If you are working through the broader production setup question, the Anthropic Managed Agents breakdown covers how Anthropic is trying to abstract the infrastructure layer entirely. For teams that would rather not manage sandbox choice at all, that is worth reading before committing to any of the options above.
The production RAG pipeline guide is also relevant if your agent is retrieval-heavy. Sandbox choice affects RAG agent performance differently than it affects pure task-execution agents, mainly because of how document state gets managed across retrieval steps.
Frequently Asked Questions
What is the best sandbox for AI agents in 2026?
SmolVM ranked first in a direct head-to-head comparison of four sandboxes. It leads on snapshotting, fork/clone, pause/resume, and computer-use support, making it the strongest pick for production agents that need to recover from mid-task failures.
Is E2B still worth using for agent deployment?

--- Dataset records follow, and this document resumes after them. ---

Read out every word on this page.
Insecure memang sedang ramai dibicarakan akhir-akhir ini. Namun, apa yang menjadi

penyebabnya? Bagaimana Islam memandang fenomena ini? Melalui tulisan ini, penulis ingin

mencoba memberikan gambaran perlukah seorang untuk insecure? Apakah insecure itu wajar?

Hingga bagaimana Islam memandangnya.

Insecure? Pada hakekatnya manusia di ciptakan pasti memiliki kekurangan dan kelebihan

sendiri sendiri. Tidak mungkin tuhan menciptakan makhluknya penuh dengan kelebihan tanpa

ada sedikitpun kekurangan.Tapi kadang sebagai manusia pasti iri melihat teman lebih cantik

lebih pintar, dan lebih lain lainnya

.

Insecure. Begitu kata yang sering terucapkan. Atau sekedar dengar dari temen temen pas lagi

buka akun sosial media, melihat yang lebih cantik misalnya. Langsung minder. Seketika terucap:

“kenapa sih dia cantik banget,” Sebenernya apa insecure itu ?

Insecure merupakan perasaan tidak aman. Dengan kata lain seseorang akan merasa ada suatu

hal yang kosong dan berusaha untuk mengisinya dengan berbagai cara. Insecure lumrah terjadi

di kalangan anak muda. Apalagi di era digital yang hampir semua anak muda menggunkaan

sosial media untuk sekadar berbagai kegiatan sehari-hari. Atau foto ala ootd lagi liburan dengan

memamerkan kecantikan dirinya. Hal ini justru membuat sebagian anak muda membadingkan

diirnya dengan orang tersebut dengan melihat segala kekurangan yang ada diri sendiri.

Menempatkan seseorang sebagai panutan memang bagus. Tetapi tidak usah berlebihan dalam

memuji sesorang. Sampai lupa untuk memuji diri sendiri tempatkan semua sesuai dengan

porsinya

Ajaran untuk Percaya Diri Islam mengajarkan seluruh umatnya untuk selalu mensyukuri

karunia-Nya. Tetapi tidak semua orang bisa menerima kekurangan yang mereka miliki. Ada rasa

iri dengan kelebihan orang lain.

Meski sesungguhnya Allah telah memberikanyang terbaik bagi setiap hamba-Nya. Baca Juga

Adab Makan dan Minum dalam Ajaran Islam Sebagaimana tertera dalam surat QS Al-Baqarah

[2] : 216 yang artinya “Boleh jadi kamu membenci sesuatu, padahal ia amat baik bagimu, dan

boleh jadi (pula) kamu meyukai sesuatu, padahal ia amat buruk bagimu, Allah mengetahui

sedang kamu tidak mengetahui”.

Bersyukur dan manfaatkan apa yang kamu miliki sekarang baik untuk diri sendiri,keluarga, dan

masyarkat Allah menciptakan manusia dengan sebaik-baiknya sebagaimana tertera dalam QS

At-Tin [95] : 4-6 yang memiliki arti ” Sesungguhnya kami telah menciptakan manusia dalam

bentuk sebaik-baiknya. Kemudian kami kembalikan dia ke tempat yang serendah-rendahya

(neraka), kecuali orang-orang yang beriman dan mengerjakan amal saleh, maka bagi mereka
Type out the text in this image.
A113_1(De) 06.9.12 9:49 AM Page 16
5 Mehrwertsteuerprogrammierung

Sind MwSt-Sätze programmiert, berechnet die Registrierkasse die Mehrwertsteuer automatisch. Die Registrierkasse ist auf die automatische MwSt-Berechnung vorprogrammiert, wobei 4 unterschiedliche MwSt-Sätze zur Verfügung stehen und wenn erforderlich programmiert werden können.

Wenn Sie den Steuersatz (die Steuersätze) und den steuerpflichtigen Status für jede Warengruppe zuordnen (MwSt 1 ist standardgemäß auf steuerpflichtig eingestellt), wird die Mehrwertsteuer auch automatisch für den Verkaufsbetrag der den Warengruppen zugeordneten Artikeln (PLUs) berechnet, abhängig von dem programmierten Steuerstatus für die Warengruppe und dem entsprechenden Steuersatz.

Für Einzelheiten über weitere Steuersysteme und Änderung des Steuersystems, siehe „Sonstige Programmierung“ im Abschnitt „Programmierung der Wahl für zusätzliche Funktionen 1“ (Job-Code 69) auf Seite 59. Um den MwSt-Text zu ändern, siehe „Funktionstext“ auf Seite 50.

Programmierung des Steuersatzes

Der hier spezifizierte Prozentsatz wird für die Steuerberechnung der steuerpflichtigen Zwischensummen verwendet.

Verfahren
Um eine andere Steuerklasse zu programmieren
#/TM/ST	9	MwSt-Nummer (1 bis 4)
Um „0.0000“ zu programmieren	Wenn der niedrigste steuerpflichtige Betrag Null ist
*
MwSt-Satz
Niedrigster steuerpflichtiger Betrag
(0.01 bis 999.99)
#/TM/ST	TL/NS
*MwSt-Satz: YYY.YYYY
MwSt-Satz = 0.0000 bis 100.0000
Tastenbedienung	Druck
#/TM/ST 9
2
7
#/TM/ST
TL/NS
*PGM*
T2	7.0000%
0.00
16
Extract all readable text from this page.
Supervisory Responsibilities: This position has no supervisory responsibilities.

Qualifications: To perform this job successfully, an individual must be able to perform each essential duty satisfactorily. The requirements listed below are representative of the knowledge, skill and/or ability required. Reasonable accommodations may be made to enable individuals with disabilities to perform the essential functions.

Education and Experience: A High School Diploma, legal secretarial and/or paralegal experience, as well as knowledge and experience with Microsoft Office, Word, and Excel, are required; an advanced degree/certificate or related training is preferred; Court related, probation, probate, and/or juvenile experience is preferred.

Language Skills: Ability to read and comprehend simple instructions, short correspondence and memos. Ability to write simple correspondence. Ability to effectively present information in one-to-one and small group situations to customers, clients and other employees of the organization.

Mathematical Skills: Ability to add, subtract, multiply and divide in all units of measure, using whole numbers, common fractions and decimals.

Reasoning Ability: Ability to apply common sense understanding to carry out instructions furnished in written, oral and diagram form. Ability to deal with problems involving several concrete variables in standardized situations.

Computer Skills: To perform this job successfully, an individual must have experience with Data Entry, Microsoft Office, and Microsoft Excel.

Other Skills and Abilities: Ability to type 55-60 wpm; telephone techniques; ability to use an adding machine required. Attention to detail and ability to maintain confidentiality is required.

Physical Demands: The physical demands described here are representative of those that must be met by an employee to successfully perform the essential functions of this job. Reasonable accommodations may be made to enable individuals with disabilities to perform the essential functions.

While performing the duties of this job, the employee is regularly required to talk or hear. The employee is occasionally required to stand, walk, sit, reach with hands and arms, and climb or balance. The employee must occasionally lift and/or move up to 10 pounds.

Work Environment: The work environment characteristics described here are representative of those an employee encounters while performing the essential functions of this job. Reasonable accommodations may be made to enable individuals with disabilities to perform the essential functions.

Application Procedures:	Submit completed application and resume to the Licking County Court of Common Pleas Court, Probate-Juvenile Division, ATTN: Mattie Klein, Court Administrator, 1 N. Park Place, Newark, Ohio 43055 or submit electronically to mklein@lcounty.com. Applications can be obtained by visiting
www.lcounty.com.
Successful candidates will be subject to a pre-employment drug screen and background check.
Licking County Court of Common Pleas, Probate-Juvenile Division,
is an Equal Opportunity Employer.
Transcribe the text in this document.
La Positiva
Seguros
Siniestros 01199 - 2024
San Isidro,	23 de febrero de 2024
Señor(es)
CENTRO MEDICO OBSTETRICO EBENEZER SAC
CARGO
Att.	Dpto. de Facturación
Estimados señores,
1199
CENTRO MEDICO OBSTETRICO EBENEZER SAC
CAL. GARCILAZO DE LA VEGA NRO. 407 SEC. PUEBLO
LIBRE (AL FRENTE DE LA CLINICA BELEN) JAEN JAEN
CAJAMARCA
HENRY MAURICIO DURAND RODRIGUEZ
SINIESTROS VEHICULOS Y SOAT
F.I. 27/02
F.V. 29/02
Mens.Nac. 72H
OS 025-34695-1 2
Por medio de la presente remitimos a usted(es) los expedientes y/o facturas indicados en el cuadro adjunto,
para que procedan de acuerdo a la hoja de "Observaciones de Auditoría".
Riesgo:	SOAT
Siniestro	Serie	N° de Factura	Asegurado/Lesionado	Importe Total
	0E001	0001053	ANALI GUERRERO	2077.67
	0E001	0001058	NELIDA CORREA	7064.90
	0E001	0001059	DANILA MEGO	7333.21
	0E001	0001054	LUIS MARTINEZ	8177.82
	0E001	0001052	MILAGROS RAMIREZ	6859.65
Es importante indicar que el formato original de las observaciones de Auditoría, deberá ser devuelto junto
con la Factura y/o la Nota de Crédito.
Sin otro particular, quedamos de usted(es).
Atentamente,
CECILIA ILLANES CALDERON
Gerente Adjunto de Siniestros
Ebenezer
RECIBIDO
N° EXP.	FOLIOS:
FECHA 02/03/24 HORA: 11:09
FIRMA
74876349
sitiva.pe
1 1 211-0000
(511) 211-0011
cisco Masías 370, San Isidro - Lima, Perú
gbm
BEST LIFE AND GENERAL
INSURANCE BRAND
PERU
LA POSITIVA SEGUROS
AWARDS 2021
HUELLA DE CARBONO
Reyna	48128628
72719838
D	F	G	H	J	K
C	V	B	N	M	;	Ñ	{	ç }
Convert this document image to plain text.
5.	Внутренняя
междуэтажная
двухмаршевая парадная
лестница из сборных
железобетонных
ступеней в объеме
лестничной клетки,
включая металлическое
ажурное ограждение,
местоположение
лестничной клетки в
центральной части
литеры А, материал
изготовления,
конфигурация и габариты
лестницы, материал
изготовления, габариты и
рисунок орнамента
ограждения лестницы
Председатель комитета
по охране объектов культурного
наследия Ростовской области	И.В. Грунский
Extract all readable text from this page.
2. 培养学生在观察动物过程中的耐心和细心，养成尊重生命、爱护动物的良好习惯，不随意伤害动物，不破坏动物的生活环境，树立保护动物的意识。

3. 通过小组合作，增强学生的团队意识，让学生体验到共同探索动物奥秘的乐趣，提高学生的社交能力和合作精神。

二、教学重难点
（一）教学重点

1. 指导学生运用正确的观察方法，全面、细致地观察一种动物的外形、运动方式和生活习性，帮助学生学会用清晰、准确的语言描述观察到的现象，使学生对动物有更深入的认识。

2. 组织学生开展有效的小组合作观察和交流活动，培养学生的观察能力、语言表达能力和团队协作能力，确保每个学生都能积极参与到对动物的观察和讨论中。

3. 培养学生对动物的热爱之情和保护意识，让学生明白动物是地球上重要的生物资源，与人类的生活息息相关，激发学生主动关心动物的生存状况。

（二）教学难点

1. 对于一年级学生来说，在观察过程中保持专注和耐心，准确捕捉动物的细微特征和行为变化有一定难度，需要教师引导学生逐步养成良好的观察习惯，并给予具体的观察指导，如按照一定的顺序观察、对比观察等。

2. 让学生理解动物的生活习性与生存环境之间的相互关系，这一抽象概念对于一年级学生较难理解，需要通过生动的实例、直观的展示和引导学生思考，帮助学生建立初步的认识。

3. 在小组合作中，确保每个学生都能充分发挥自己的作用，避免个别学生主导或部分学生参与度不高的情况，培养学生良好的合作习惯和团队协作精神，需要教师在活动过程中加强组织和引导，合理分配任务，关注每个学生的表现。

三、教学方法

Yes, E2B is worth using if your team has existing tooling around it or needs mature Python and TypeScript SDK support. It lags on snapshotting and computer-use features but has the broadest community ecosystem of any sandbox on this list.
What is the fork-on-snapshot pattern for AI agents?
The fork-on-snapshot pattern means taking a VM snapshot after your agent environment is configured, then forking from that snapshot for each parallel agent run. This avoids cold-start overhead on repeated runs and lets agents recover from mid-task failures without restarting from scratch.
Does SmolVM work for computer-use AI agents?
Yes, SmolVM is the only sandbox in this comparison that supports computer-use out of the box. If your agent navigates a browser or interacts with a GUI, SmolVM is the only tested option that passes that requirement.
When should I use Modal instead of SmolVM?
Modal is a serverless platform, not a persistent VM sandbox. Use Modal for short-lived, stateless agent tasks where cold starts are acceptable. It is the wrong choice for agents that need to pause mid-task, restore state, or fork into parallel runs.